In several recent statements Arpaio has encouraged armed members of the public to use deadly force if they are in the presence of an active shooter.
“That person could take action, even take down that shooter and save many, many lives, before the cops show up.”
Flight, Not Fight
However, this call to arms goes against the advice of many other law enforcement agencies. In the event of an active shooter, Kurt Remus of the Phoenix FBI actually advocates the exact opposite response.
"The first option certainly is running," Remus said. "Help others escape if possible and call 911 when you are safe.”
Fighting back, he says, should actually be a last resort. Remus is no stranger to active shooter scenarios. He was a first responder to the Columbine High School shooting in Colorado in 1999, and said additional shooters would only add to the chaos when law enforcement arrives on the scene.
“In a situation like that, you don’t know who the shooters are," Remus said, recalling Columbine. "It was described as a student. Well, a school is full of students, so therefore you don’t know who the shooters are. So the persons who are evacuating need to have their hands visibly clear so the law enforcement who is arriving can see if you are a threat or not.”
But Arpaio argues it’s that time before law enforcement arrives when armed citizens could be the most effective, despite their chances of being mistaken for the shooter.
“That’s just a risk that you have to take," Arpaio said. "You've got to be proactive and willing to take some chances to save lives.”

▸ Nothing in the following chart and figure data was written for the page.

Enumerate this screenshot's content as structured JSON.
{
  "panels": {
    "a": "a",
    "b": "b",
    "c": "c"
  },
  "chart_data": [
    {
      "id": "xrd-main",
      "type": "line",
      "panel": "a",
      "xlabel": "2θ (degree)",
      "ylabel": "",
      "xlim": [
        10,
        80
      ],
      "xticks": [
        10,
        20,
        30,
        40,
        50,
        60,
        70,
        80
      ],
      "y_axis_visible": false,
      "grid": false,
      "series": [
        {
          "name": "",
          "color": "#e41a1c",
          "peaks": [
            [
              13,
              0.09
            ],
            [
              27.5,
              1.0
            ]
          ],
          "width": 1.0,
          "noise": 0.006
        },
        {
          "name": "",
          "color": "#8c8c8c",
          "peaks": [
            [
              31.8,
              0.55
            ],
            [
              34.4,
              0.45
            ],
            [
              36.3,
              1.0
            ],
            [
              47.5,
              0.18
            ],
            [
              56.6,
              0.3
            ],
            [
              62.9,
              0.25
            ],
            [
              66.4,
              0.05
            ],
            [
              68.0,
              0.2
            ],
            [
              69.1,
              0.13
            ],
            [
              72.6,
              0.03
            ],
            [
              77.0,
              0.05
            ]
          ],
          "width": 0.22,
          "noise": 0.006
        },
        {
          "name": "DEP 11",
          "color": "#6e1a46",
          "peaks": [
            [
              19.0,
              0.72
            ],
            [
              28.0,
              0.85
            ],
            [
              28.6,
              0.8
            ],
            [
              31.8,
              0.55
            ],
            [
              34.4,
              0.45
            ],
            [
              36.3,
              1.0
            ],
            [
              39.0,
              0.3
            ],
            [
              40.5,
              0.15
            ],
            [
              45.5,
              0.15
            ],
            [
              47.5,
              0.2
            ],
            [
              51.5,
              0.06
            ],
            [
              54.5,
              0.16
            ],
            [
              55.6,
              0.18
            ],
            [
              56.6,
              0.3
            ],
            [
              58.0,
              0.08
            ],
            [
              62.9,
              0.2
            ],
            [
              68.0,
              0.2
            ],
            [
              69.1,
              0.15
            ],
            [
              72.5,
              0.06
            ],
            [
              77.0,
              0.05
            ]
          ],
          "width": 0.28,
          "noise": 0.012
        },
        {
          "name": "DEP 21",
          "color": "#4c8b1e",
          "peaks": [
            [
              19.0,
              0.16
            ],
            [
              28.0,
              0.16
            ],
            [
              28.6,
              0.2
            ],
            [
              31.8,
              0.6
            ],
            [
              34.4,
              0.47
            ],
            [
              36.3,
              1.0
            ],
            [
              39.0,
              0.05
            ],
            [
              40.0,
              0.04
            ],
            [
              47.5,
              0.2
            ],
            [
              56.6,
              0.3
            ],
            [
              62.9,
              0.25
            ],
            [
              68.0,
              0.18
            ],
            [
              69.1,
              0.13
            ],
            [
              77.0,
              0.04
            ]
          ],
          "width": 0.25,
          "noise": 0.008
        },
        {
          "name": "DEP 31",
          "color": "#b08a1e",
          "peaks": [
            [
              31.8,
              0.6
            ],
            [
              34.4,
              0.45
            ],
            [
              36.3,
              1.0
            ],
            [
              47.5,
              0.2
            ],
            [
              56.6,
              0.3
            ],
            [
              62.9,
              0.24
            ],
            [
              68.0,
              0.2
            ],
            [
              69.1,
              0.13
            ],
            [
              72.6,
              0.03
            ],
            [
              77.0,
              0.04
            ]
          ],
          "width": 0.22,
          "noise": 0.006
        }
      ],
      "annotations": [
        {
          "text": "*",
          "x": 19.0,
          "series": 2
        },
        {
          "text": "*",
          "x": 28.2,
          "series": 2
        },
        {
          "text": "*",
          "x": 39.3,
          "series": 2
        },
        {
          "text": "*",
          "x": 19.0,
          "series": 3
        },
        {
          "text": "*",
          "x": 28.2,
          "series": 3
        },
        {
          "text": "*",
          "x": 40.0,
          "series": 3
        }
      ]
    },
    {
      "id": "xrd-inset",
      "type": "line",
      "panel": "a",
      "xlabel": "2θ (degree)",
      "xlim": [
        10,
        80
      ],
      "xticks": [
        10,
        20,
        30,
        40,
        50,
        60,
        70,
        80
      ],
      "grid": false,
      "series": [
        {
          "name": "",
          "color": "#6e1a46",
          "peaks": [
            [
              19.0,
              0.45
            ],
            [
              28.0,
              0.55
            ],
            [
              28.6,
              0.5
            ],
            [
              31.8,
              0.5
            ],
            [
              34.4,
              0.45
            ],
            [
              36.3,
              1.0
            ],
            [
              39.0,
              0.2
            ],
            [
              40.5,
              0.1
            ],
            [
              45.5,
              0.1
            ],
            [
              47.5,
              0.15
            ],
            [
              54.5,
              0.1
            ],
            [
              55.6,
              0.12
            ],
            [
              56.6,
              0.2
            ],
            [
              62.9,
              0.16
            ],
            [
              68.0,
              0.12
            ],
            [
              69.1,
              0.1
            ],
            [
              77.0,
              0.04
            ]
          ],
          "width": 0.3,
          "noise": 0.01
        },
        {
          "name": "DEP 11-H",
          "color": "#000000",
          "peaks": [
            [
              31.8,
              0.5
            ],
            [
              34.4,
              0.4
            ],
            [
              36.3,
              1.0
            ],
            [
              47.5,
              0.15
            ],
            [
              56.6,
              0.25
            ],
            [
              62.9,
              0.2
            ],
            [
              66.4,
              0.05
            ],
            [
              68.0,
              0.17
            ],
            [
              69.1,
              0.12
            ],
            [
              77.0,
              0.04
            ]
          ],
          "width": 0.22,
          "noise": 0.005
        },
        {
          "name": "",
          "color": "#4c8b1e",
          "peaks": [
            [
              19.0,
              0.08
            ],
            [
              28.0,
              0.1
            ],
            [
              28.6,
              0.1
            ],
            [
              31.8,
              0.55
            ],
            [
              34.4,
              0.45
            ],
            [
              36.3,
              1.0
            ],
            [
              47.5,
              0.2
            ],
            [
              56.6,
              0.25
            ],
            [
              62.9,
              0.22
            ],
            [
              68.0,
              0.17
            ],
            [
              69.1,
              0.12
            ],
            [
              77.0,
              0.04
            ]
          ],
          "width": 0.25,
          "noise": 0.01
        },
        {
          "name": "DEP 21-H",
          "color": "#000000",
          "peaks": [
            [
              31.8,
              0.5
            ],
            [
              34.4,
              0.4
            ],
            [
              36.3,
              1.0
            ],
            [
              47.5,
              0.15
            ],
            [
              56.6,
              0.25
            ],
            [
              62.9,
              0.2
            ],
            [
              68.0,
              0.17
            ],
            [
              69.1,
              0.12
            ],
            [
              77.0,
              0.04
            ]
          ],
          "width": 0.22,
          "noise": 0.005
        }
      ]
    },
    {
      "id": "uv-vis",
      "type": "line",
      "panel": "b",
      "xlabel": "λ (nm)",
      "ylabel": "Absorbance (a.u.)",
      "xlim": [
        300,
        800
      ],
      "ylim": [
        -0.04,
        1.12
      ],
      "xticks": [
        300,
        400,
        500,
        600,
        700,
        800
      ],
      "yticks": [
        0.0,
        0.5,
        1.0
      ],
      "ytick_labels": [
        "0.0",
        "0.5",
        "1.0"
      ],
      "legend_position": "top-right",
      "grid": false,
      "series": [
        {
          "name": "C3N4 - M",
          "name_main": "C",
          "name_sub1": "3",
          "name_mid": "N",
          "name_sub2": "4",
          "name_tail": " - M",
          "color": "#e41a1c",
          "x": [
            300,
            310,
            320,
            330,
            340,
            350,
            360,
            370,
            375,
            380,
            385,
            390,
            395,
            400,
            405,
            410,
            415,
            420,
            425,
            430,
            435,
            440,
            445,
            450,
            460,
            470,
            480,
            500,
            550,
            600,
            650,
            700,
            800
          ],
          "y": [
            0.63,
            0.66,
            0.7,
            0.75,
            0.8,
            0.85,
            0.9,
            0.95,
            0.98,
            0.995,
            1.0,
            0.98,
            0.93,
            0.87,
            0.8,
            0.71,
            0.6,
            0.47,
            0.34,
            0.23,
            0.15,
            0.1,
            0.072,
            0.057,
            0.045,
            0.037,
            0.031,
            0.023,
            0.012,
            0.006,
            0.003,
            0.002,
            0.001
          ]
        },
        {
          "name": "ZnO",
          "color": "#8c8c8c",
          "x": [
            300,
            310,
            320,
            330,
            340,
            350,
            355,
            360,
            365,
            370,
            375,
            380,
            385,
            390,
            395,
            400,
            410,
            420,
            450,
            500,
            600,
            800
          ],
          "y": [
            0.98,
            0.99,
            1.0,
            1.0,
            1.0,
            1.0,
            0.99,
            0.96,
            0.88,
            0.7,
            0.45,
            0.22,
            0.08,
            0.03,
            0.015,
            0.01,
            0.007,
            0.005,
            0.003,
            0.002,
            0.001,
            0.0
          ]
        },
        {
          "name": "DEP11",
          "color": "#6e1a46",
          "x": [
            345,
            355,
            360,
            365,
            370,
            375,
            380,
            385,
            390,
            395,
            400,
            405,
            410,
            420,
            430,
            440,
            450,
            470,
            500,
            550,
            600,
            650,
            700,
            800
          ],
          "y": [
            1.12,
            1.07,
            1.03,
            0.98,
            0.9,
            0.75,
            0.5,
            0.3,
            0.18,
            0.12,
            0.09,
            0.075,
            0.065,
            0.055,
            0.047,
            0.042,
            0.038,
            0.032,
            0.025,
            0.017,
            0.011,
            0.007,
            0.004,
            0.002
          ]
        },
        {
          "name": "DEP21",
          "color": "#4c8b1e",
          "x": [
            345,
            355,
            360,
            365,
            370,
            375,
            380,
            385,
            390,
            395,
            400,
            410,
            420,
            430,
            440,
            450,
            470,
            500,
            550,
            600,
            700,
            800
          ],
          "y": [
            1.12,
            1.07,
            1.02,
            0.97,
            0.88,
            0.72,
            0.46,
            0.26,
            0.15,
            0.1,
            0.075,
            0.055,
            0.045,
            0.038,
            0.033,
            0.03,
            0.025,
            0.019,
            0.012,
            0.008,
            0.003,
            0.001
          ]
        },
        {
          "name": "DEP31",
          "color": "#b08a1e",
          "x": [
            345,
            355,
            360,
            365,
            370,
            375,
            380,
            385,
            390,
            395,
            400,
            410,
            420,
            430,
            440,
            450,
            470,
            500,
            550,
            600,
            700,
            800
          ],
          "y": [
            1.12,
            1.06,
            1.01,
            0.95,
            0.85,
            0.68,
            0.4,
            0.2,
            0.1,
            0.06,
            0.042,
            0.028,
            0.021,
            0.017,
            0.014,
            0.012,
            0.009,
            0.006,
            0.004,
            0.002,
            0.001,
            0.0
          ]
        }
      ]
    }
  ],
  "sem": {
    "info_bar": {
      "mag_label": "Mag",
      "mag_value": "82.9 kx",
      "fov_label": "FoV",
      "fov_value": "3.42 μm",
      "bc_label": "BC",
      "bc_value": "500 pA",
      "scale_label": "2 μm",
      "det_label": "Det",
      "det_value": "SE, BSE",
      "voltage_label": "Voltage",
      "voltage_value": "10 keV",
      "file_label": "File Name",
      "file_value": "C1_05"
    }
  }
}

Fighting Gun Violence With Gun Violence
Michael Scott is a Professor at Arizona State University’s School of Criminology and Criminal Justice who studies policing.
“The truth of the matter is that each person who finds themselves in a situation like this, is going to rely on instinct," Scott said. "They’re going to take the action that they perceive is most likely to keep them safe, to keep others safe, to protect themselves – and that’s going to vary from person to person.”
He said mass shootings have changed the way police and society think about how we defend ourselves from violence-- “and especially with high powered weapons and magazines with lots of ammunition, a lot of people can die in a short period of time.”
But while the natural inclination might be to take matters into one’s own hands, Scott said doing so could have unintended consequences. “People may imagine that society would inherently be safer if everybody was armed, but I don’t think we fully appreciate what kind of society that really would be,” he said.
The very reason we entrust police officers with the use of deadly force, he said, is so that hopefully, we don’t have to use it ourselves.